Ihr Heiligtum, von dem heute nur noch geringe Reste sichtbar sind, befand sich außerhalb der Stadt und scheint nach Ausweis der archäologischen Funde von hohem Alter gewesen zu sein. Zur Zeit der Entstehung der neutestamentlichen Schriften war der Tempel der Artemis Ephesia ein bedeutendes Wallfahrtszentrum. Außerdem fungierten Tempel und Priesterschaft auch als Grundbesitzer und Bank.
Nichtgriechische Götter
Häufig werden aber auch alte nichtgriechische Götter unter ihrem ursprünglichen Namen weiter verehrt. Das betrifft sowohl den öffentlichen Kult als auch die private Religiosität.

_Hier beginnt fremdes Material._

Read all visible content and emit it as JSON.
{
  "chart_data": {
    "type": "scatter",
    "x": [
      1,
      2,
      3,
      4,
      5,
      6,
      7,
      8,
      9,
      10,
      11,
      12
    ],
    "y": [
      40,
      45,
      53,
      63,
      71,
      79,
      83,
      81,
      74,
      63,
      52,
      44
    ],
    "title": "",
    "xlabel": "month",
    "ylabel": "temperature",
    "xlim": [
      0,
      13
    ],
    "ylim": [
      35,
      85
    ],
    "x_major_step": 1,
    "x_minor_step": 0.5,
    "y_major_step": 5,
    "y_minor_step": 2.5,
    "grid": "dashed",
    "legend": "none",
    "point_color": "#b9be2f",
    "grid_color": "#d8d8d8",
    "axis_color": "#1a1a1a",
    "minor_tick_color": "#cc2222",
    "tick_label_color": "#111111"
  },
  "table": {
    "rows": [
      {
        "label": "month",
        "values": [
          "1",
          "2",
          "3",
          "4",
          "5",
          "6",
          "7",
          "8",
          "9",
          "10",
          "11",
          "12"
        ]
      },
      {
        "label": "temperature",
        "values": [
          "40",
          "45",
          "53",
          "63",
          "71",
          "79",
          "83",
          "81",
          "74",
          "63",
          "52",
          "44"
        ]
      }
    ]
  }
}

So sind auf einem Berg ca. 3,5 km nordöstlich der Stadt Antiochia Pisidia die Ruinen des zentralen Heiligtums des anatolischen Mondgottes Men Askaênos erhalten, der bis weit in die römische Kaiserzeit hinein hohe Wertschätzung genoss. Zahlreiche Weihereliefs entlang eines Prozessionsweges von der Stadt zum Heiligtum belegen, dass Men Askaênos die Hauptgottheit Antiochias war.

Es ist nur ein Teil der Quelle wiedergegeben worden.